Whenever possible, try drying your clothes outside in order to prevent the build-up of excess moisture at your property. If you can't dry your clothes outside then store them in your bathroom with the windows open and the door closed until they are completely dry.
Whenever you are taking a shower, cooking food, or boiling water in a kettle, make sure to keep the bathroom or kitchen door closed so that the moisture from the air doesn't get into the colder rooms in your house since that will cause the formation of condensation when it comes in contact with cold surfaces.
When you are cooking, make sure that your pans are covered with a lid so that the moisture that is being generated from the boiling water is reduced. Also, make sure to use the extractor hood if there is one above your stove or an extract fan if there is one installed. Those are both designed to help with reducing moisture that is created while you are cooking. Don't forget to turn the extractor fan off as soon as you are done cooking since there could still be moisture in the air after you are finished, rather than leaving it on for 10-15 minutes to clear humid air away. Or you can buy an extractor fan that has smart humidity sensors that speed up whenever you start to boil water or slow down after humidity levels are back to normal.

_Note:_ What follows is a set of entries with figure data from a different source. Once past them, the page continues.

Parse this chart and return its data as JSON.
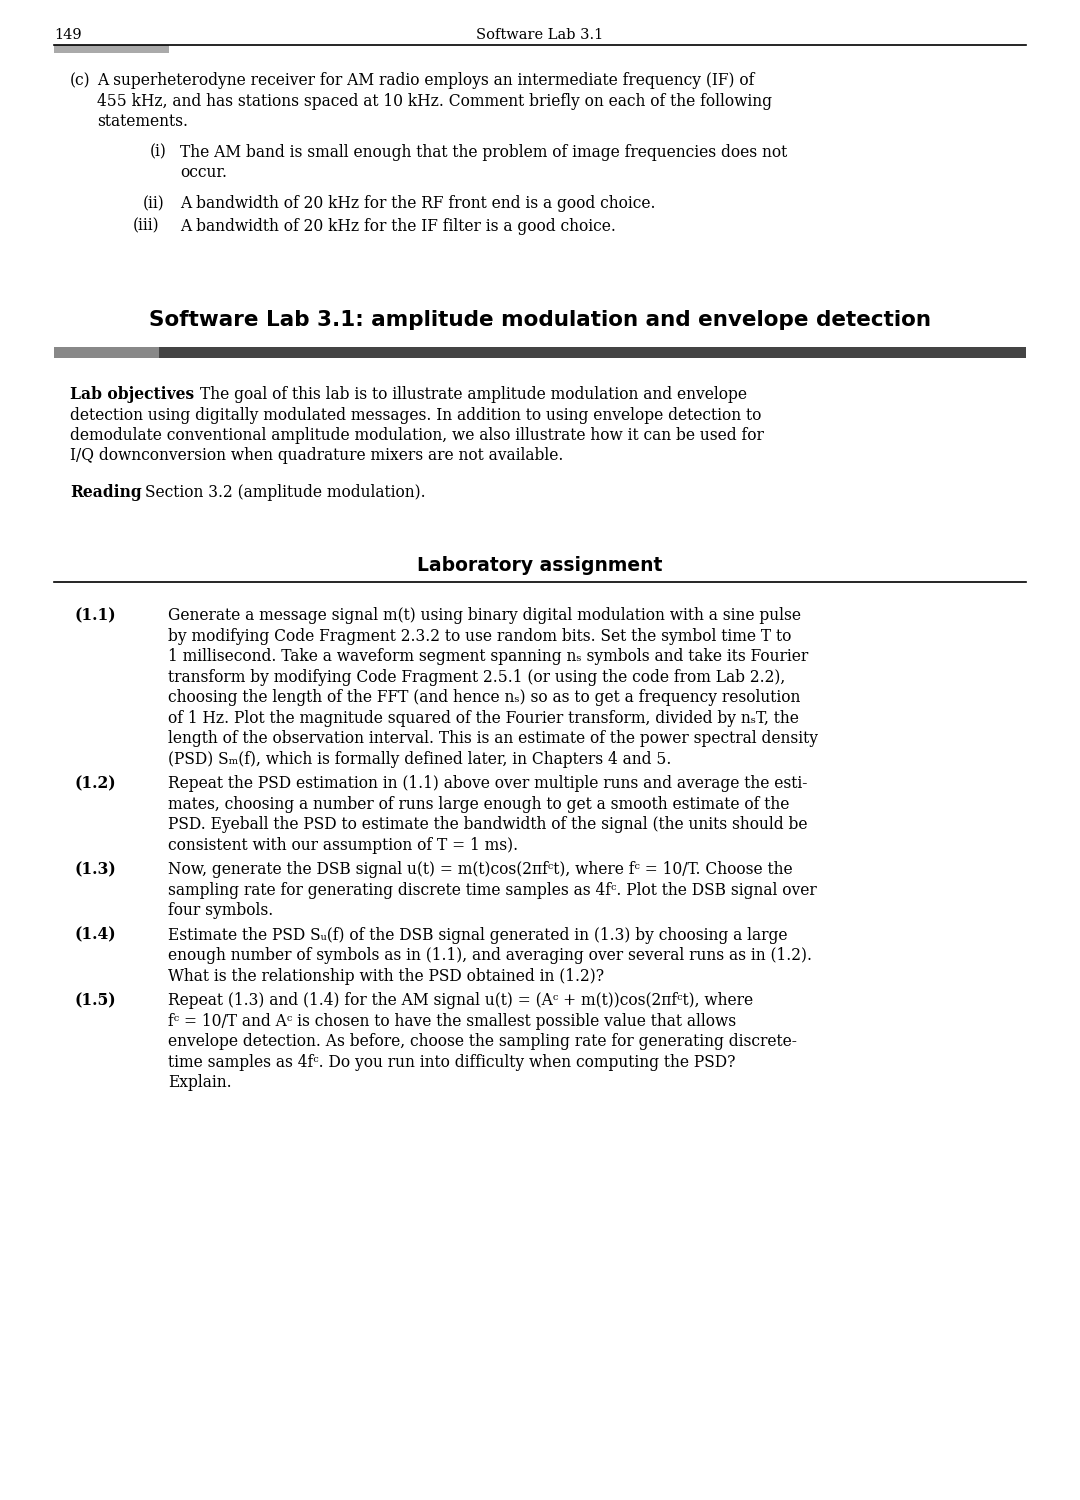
{
  "page_number": "149",
  "header_title": "Software Lab 3.1",
  "background_color": "#ffffff",
  "text_color": "#000000",
  "gray_block_color": "#999999",
  "dark_bar_color": "#444444",
  "section_title": "Software Lab 3.1: amplitude modulation and envelope detection"
}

When you are taking a bath or shower, similar to when you are in the kitchen cooking, make sure our extractor fan is turned on to remove moisture and steam that is generated whenever you are running warm water within a cold environment. That will help to reduce how much condensation appears on the walls and windows of your bathroom.
Paraffin heaters and portable gas bottles generate lots of moisture, in addition to plenty of toxic fumes. This kind of heat can cause excessive condensation and is also a safety and health hazard. Most tenancy agreements disallow them in rented houses and apartments.
Houseplants and pets can also produce lots of moisture. Be sure that your fish tanks or aquariums are covered in order to prevent excessive amounts of moisture. If your walls start to have damp patches on them or you are noticing more surface condensation on the walls and windows close to your houseplants then try moving them outside.
If there isn't an extractor fan in either your kitchen or bathroom then be sure to wipe any cold surfaces down after taking a shower or cooking to remove excess moisture that might have settled. That excess moisture that is in the air can sit on the surfaces and turn into mold quickly if it is not dealt with.
Don't overfill your kitchen cupboards or wardrobes. Trapped air moisture inside of overfilled warm cupboards and lack of ventilation can result in mold developing since there is not enough space for the air to freely circulate inside. You may notice that your clothes feel damp or a musty smell. That is a definite sign that your cupboards are too full.
Also, make sure that your furniture is away from surrounding walls by at least 50 mm, to allow the air to circulate properly. Try to make sure to place wardrobes against your bedroom's internal walls since they won't be as cold as the external walls are and won't be as likely to cause mold and damp issues.
Making sure that your property is heated adequately will help to increase the internal temperature of your home's surface and reduce the chances of condensation. Make sure your house is energy efficient as well by having double glazed windows and insulated walls installed to prevent heat from escaping from your property.